Tattoos As A Form Of Art: Changing Ideals In The 21st Century

Tattoos as a Form of Art, by Sally Phillips, Guest Contributor

Photo by Timothy Paul Smith on Unsplash

When you think of the word art, what immediately comes to mind? Probably not body-art or tattoos. Yet tattoos have always been a form of artistic expression that has grown in popularity, and not just with celebrities. Guest writer Sally Phillips shares some thoughts about tattoos in the 21st Century.

Tattoos As A Form Of Art: Changing Ideals In The 21st Century

By Sally Phillips

As the stigma surrounding tattoos fades into the past, more and more people are turning towards the trend in order to express themselves, their ideas and opinions permanently on their bodies. About 38% of young people ages 18 to 29 have at least one tattoo, signaling a shift in the times towards a tendency that treats tattoos like fine art. Tattoo lovers visit their favorite artists, request a specific piece from them, and collect pieces from a variety of people and places. This, for some, is modern art collection at its finest.

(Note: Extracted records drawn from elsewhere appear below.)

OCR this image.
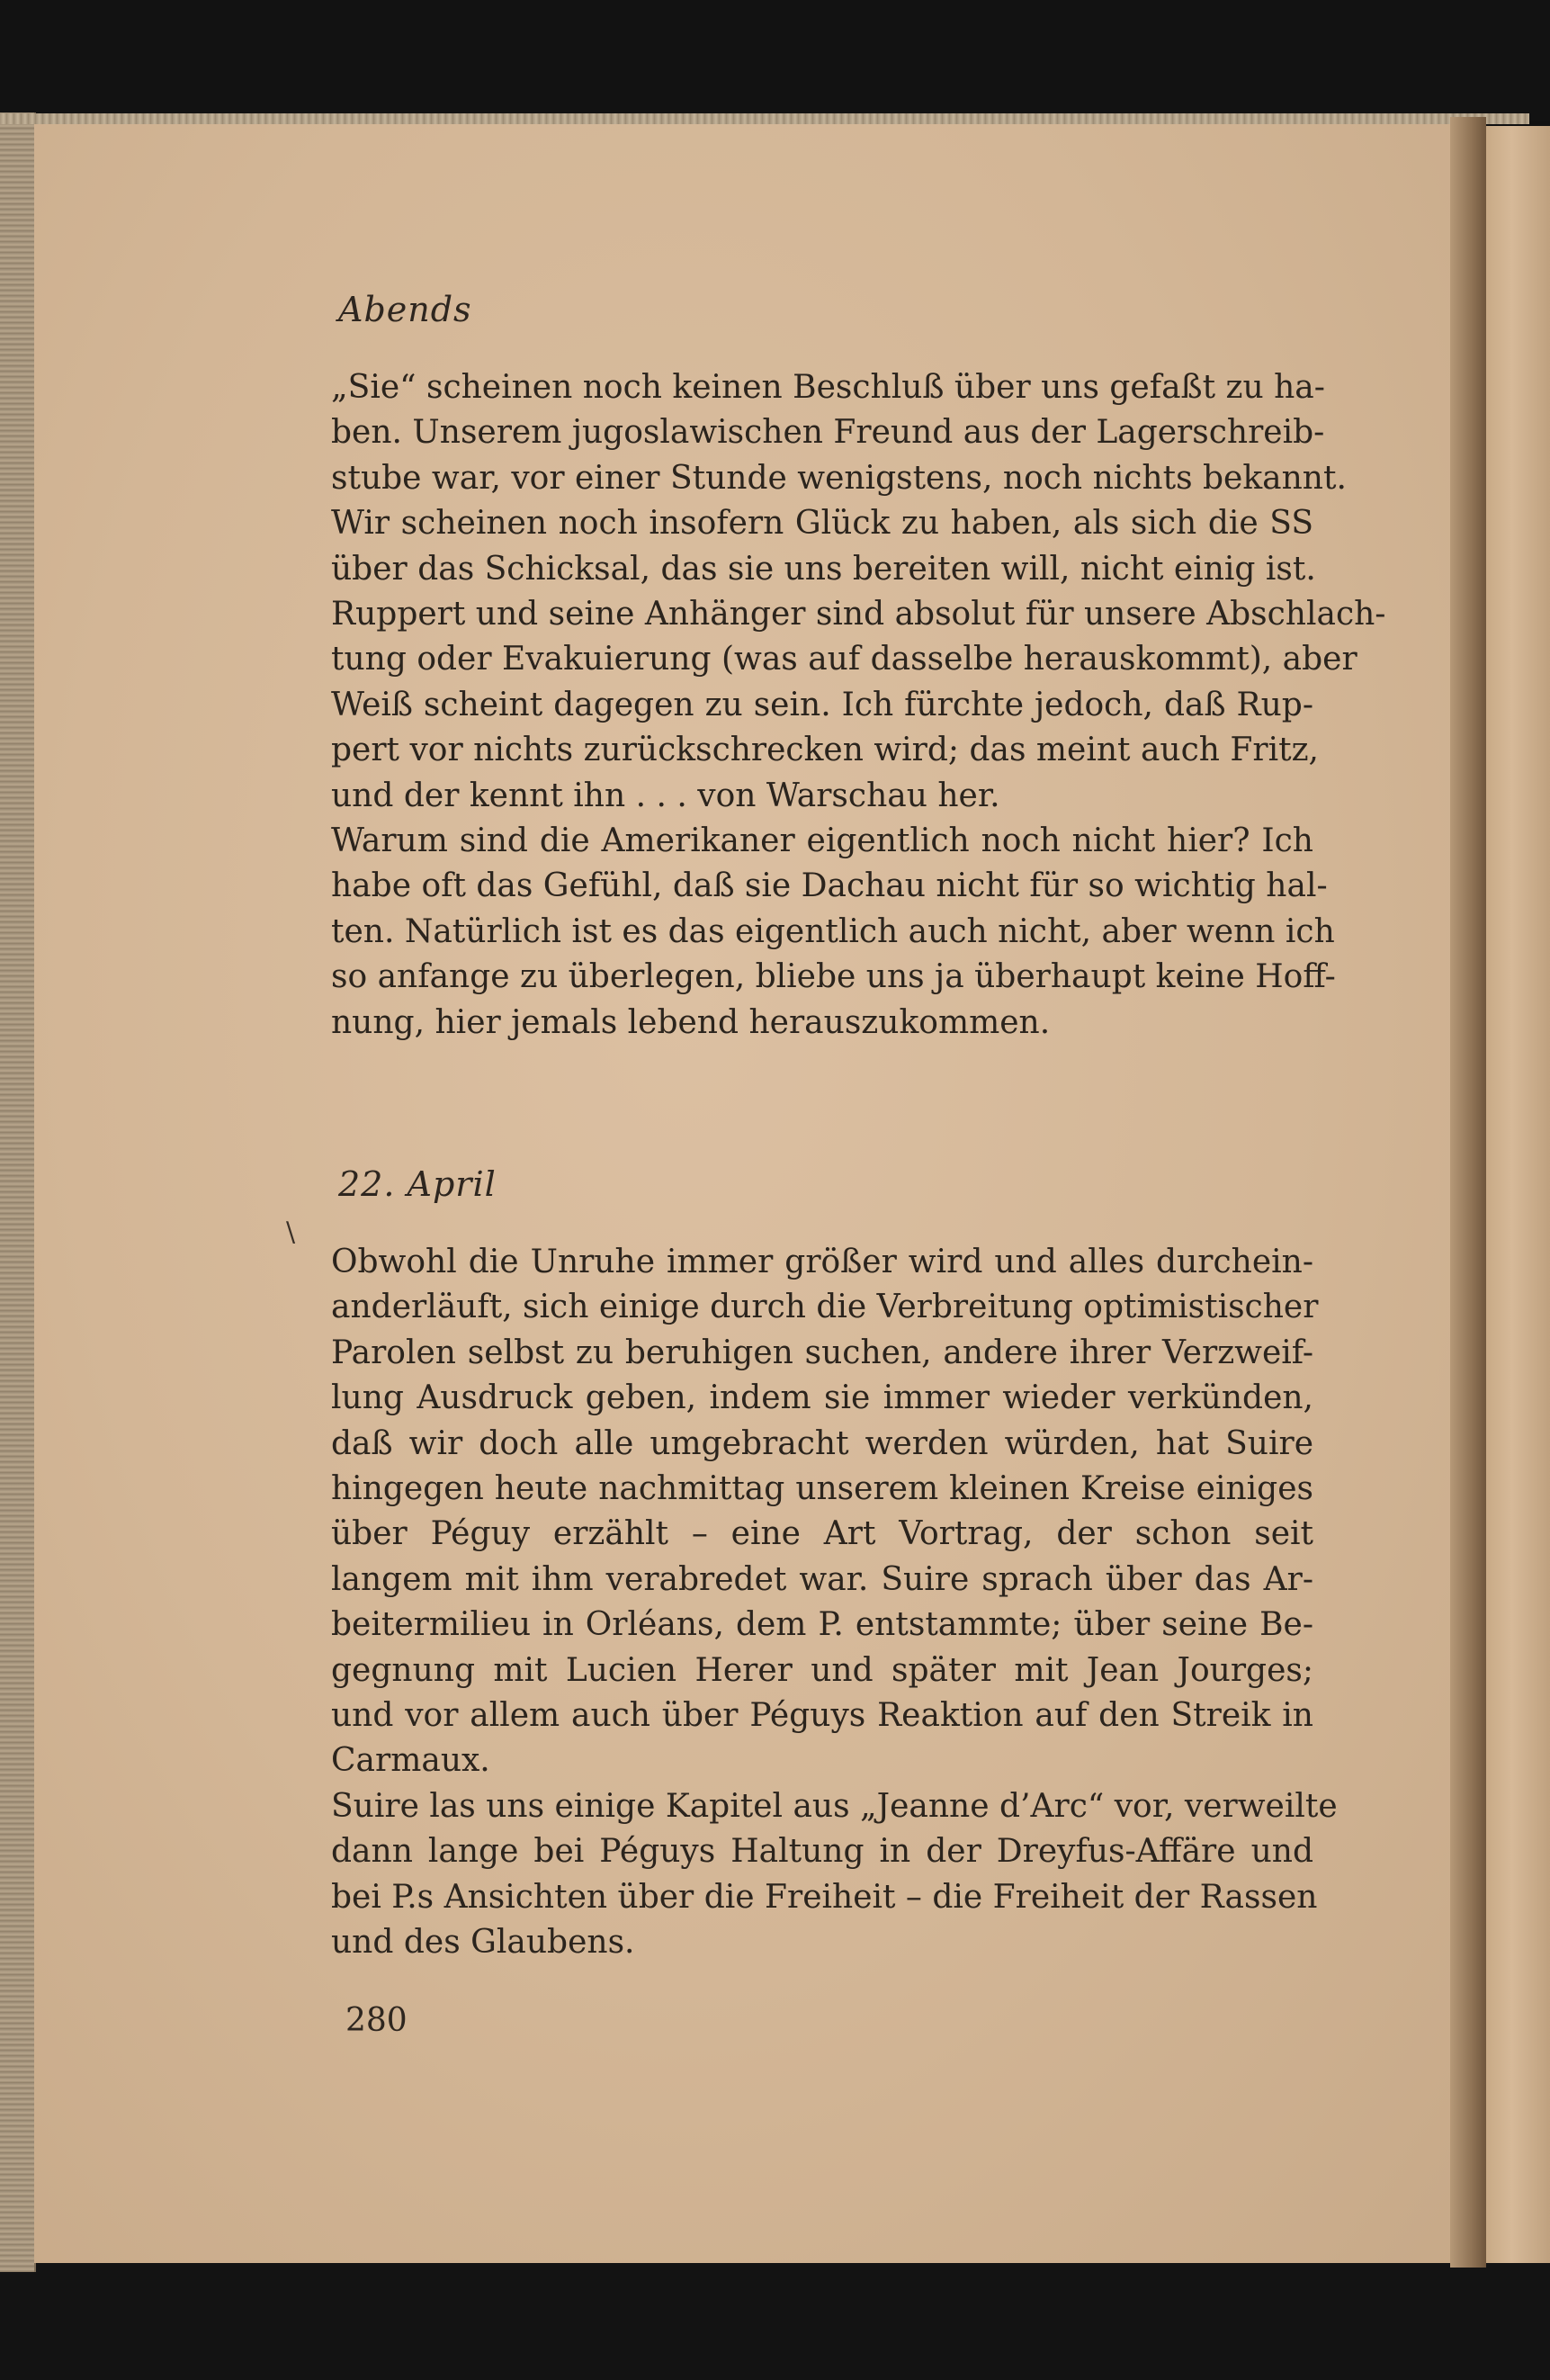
Abends
„Sie“ scheinen noch keinen Beschluß über uns gefaßt zu ha-
ben. Unserem jugoslawischen Freund aus der Lagerschreib-
stube war, vor einer Stunde wenigstens, noch nichts bekannt.
Wir scheinen noch insofern Glück zu haben, als sich die SS
über das Schicksal, das sie uns bereiten will, nicht einig ist.
Ruppert und seine Anhänger sind absolut für unsere Abschlach-
tung oder Evakuierung (was auf dasselbe herauskommt), aber
Weiß scheint dagegen zu sein. Ich fürchte jedoch, daß Rup-
pert vor nichts zurückschrecken wird; das meint auch Fritz,
und der kennt ihn . . . von Warschau her.
Warum sind die Amerikaner eigentlich noch nicht hier? Ich
habe oft das Gefühl, daß sie Dachau nicht für so wichtig hal-
ten. Natürlich ist es das eigentlich auch nicht, aber wenn ich
so anfange zu überlegen, bliebe uns ja überhaupt keine Hoff-
nung, hier jemals lebend herauszukommen.
22. April
\
Obwohl die Unruhe immer größer wird und alles durchein-
anderläuft, sich einige durch die Verbreitung optimistischer
Parolen selbst zu beruhigen suchen, andere ihrer Verzweif-
lung Ausdruck geben, indem sie immer wieder verkünden,
daß wir doch alle umgebracht werden würden, hat Suire
hingegen heute nachmittag unserem kleinen Kreise einiges
über Péguy erzählt – eine Art Vortrag, der schon seit
langem mit ihm verabredet war. Suire sprach über das Ar-
beitermilieu in Orléans, dem P. entstammte; über seine Be-
gegnung mit Lucien Herer und später mit Jean Jourges;
und vor allem auch über Péguys Reaktion auf den Streik in
Carmaux.
Suire las uns einige Kapitel aus „Jeanne d’Arc“ vor, verweilte
dann lange bei Péguys Haltung in der Dreyfus-Affäre und
bei P.s Ansichten über die Freiheit – die Freiheit der Rassen
und des Glaubens.
280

Where do tattoos fit within the art world?

Tattoos, while a once-subversive art form, date back more than 5,200 years ago. The infamous Iceman even had tatted hands. However, they haven’t always been so popular in society. Up until recent years, tattoos held negative connotations within most modern communities and even within the art community. In 1995, a New York Times art critic, however, argued that tattoos were most interesting to the art world because of their “outsider status,” and compared them to “self-taught art, prison art, and art of the insane.” Nowadays, you’ll see pretty much every celebrity with at least one tattoo and even rappers with their entire faces full of tattoos.

When does a tattoo become art?

While tattoos aren’t necessarily museum-worthy pieces of art, they are still , in their own right,  artistic. They are permanent expressions of a feeling, attitude or sentiment that someone wishes to commemorate, and instead of using a canvas they use their own skin. If the purpose of art is to challenge a point of view, make a statement or simply to commemorate an event or memory, then it seems that tattoos are most certainly a modern form of fine art. To take it a step further, it appears that, as tattoo artists are able to engage in modern technologies that allow them to progress in their techniques and styles, the art form becomes more intricate and visually appealing.

Understanding art in a modern society

Any form of art is subjective, and whether or not tattoos can be considered a form of 21st-century art really depends on who you’re asking. Like performance art, tattoos are something that can’t be “owned” or “displayed” in a museum or building, and that is something that the art community will have to accept as more and more forms of art gain popularity.